Stefano Amerighi

stefano amerighi

Eletto Vignaiolo dell’Anno da Gambero Rosso nel 2018, Stefano Amerighi fonda la sua azienda nel 2002 nel cuore della Maremma Toscana – a Poggiobello di Farneta – con lo scopo di riuscire a produrre un grande Syrah con metodi biodinamici e seguendo le tradizioni di famiglia. La zona non è stata scelta per caso, ma rappresenta il frutto di un’ampia ricerca volta ad individuare un terroir e una composizione del suolo che esaltino a pieno il potenziale dell’uvaggio internazionale selezionato da Stefano per le sue produzioni. La cantina si circonda di terreni esposti a sud e sud-ovest, collocati su un terroir caratterizzato da un suolo composto da diversi strati di natura calcarea e arenaria. Queste peculiarità, unite alle ottime condizioni climatiche della regione, danno vita ad uvaggi schietti e decisi.

Stefano gestisce i suoi terreni secondi regimi naturali e biodinamici, le cui tempistiche sono dettate unicamente dalle fasi lunari e planetarie; è un vero e proprio matrimonio con la natura quello del vigneron di questa cantina, che si affida unicamente a piccole quantità di rame e zolfo oltre che a composti macerati naturali e organici. Anche per quanto riguarda i processi di vinificazione si cerca di intervenire unicamente attraverso la mano dell’uomo, sia per la vendemmia che per la diraspatura. Le procedure invasive e che tendono a modificare i sentori tipici degli uvaggi – come, per esempio, la chiarificazione e la filtrazione che generalmente precedono l’imbottigliamento – vengono totalmente abolite.

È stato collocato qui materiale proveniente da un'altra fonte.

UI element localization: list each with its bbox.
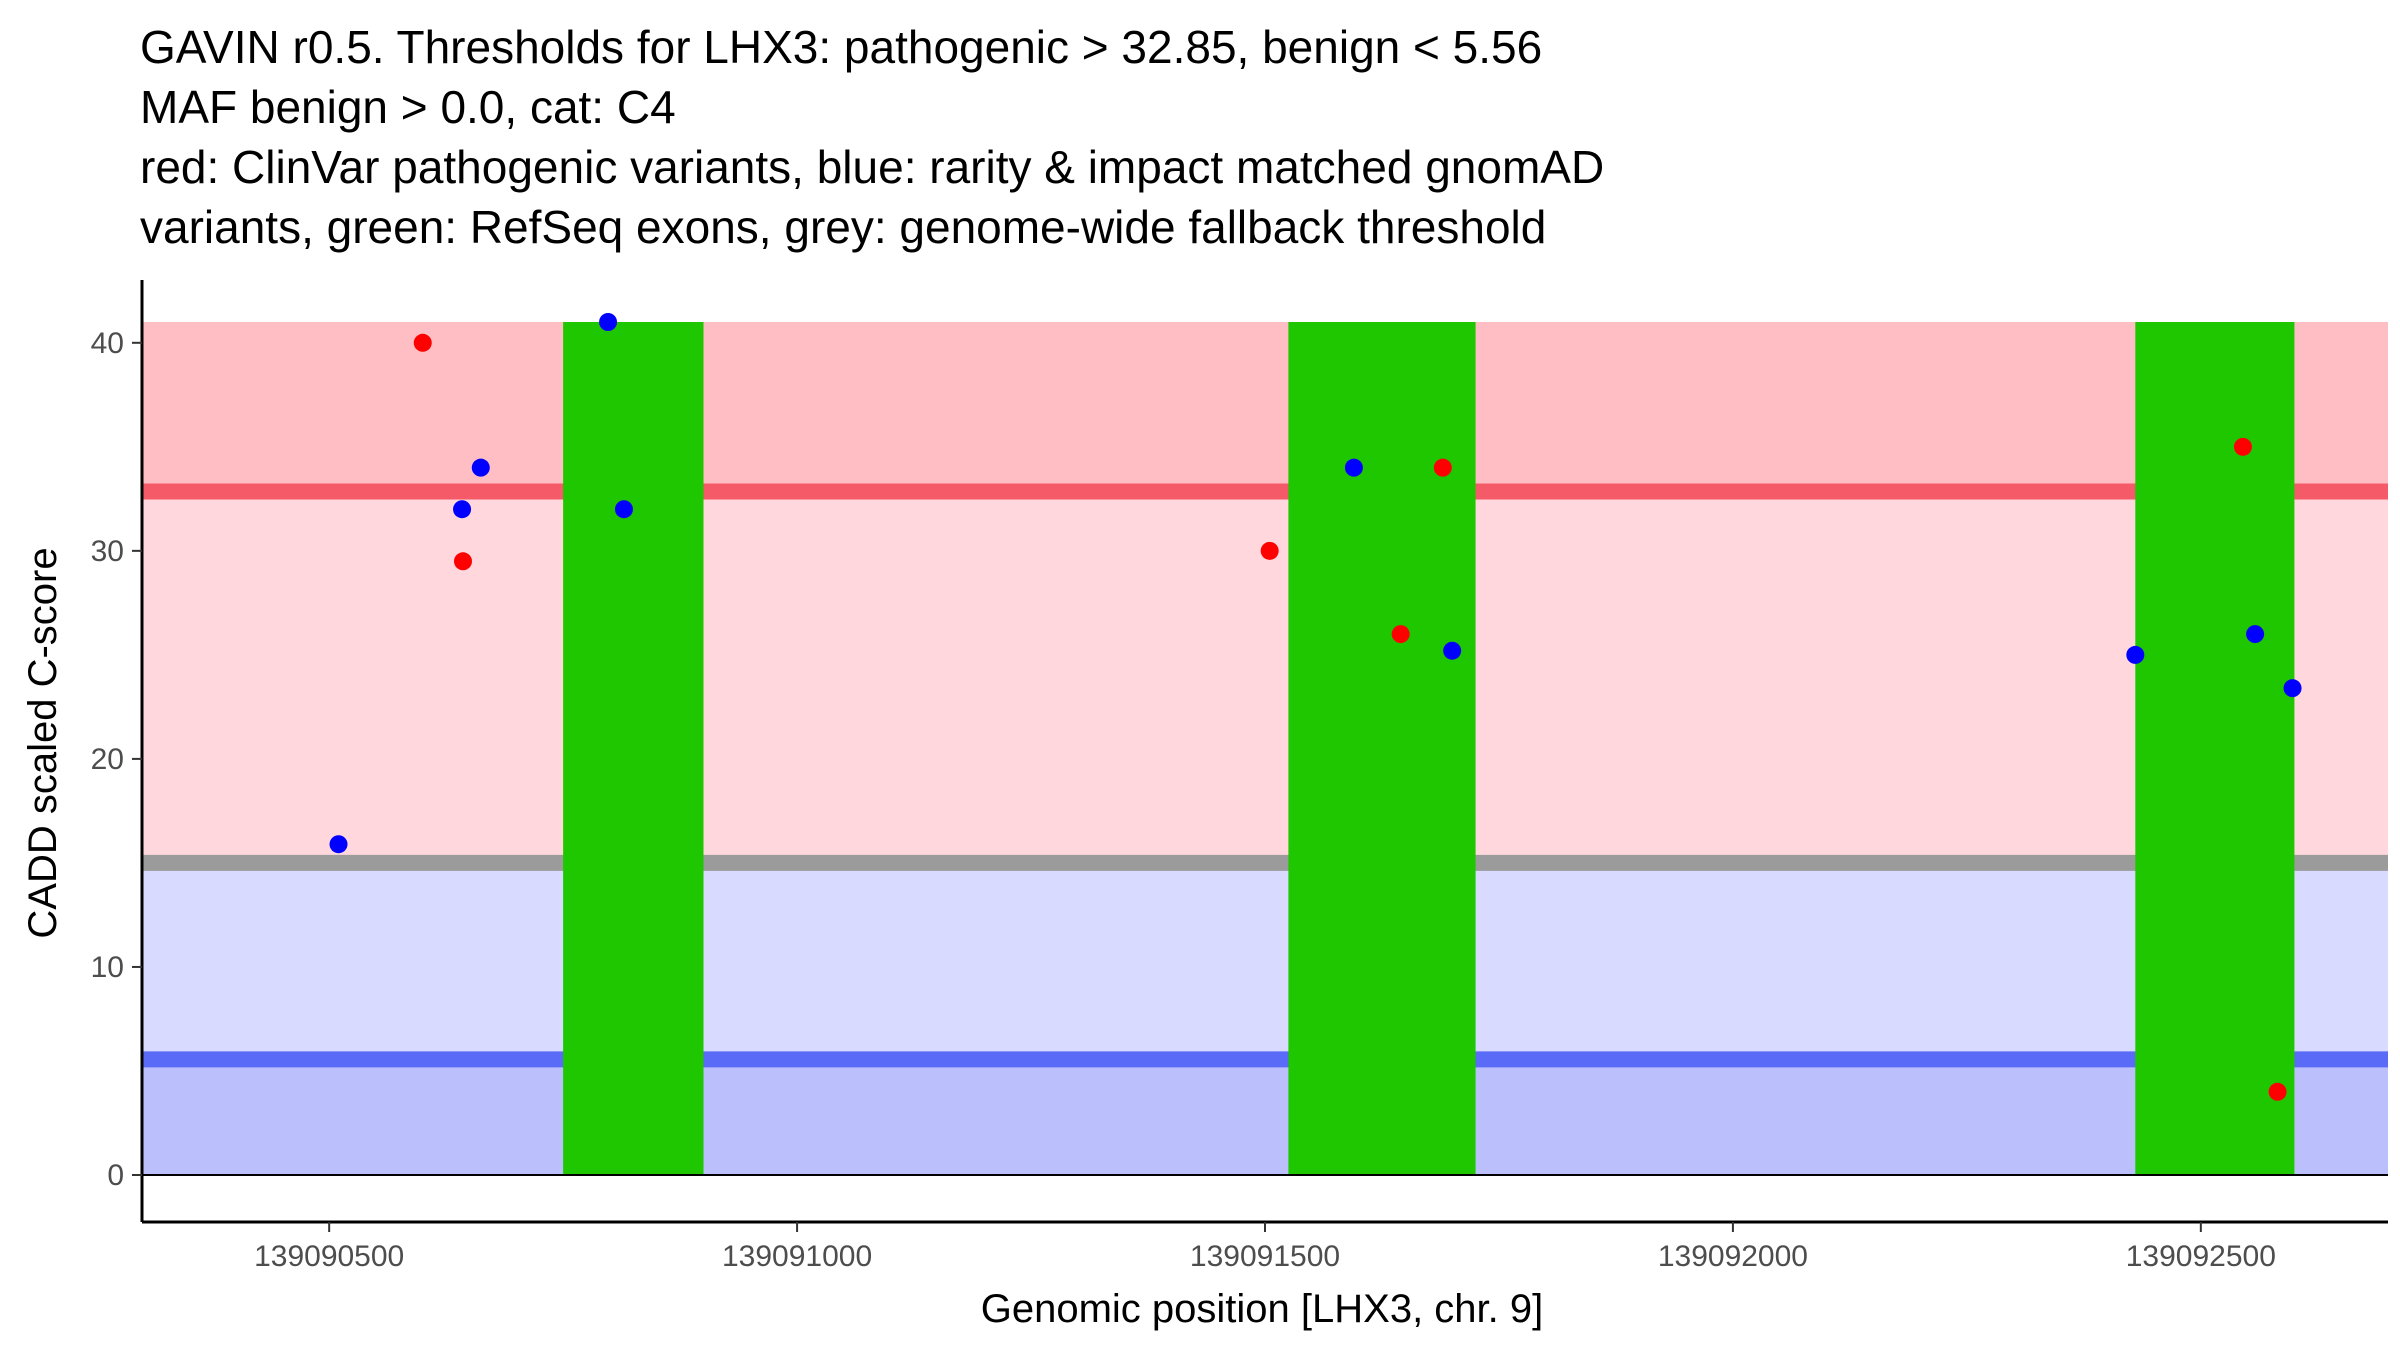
gnomad-point-2 bbox=[453, 500, 472, 519]
x-tick-label: 139091500 bbox=[1190, 1240, 1340, 1273]
x-tick-label: 139092500 bbox=[2126, 1240, 2276, 1273]
exon-region-1 bbox=[563, 322, 704, 1175]
gnomad-point-4 bbox=[599, 313, 618, 331]
benign-zone-band bbox=[142, 1059, 2388, 1175]
x-tick-label: 139092000 bbox=[1658, 1240, 1808, 1273]
exon-region-3 bbox=[2135, 322, 2295, 1175]
chart-title-line-2: MAF benign > 0.0, cat: C4 bbox=[140, 81, 676, 133]
pathogenic-zone-band bbox=[142, 322, 2388, 492]
gnomad-point-1 bbox=[329, 835, 348, 854]
chart-title-line-3: red: ClinVar pathogenic variants, blue: … bbox=[140, 141, 1605, 193]
axes: 0 10 20 30 40 139090500 139091000 139091500 1390… bbox=[91, 280, 2388, 1273]
gnomad-point-8 bbox=[2126, 645, 2145, 664]
clinvar-point-2 bbox=[453, 552, 472, 571]
threshold-bands bbox=[142, 322, 2388, 1175]
clinvar-point-5 bbox=[1433, 458, 1452, 477]
y-tick-label: 30 bbox=[91, 535, 124, 568]
threshold-lines bbox=[142, 483, 2388, 1068]
x-tick-label: 139091000 bbox=[722, 1240, 872, 1273]
clinvar-point-4 bbox=[1391, 625, 1410, 644]
chart-title-line-4: variants, green: RefSeq exons, grey: gen… bbox=[140, 201, 1547, 253]
gnomad-point-5 bbox=[614, 500, 633, 519]
gnomad-point-10 bbox=[2283, 679, 2302, 698]
clinvar-point-6 bbox=[2233, 437, 2252, 456]
y-axis-title: CADD scaled C-score bbox=[21, 547, 65, 938]
clinvar-point-7 bbox=[2268, 1082, 2287, 1101]
y-tick-label: 0 bbox=[107, 1159, 124, 1192]
y-tick-label: 20 bbox=[91, 743, 124, 776]
x-axis-title: Genomic position [LHX3, chr. 9] bbox=[981, 1287, 1544, 1331]
chart-title-line-1: GAVIN r0.5. Thresholds for LHX3: pathoge… bbox=[140, 21, 1543, 73]
y-tick-label: 40 bbox=[91, 327, 124, 360]
x-tick-label: 139090500 bbox=[254, 1240, 404, 1273]
gnomad-point-3 bbox=[471, 458, 490, 477]
gnomad-point-9 bbox=[2246, 625, 2265, 644]
variant-points bbox=[329, 313, 2302, 1101]
clinvar-point-1 bbox=[413, 333, 432, 352]
exon-region-2 bbox=[1288, 322, 1476, 1175]
clinvar-point-3 bbox=[1260, 541, 1279, 560]
benign-fallback-zone-band bbox=[142, 862, 2388, 1060]
gnomad-point-7 bbox=[1443, 641, 1462, 660]
gnomad-point-6 bbox=[1344, 458, 1363, 477]
y-tick-label: 10 bbox=[91, 951, 124, 984]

Oltre a voler svolgere un lavoro il più vicino possibile a quello dei suoi antenati, Stefano ha scelto questa particolare tipologia di agricoltura per avvicinarsi maggiormente al mondo della sostenibilità. L’equilibrio della terra è fondamentale per ottenere frutti sani e autentici; pertanto, per mantenere vive le biodiversità del territorio sui terreni della famiglia Amerighi ci si dedica anche alla coltivazione di ortaggi e alberi da frutta oltre che all’allevamento animale. La cantina si dedica principalmente alla coltivazione e al trattamento di uvaggi internazionali di Syrah, ottenendo dalla loro vinificazione un totale annuo di bottiglie che si aggira intorno alle 35000 unità.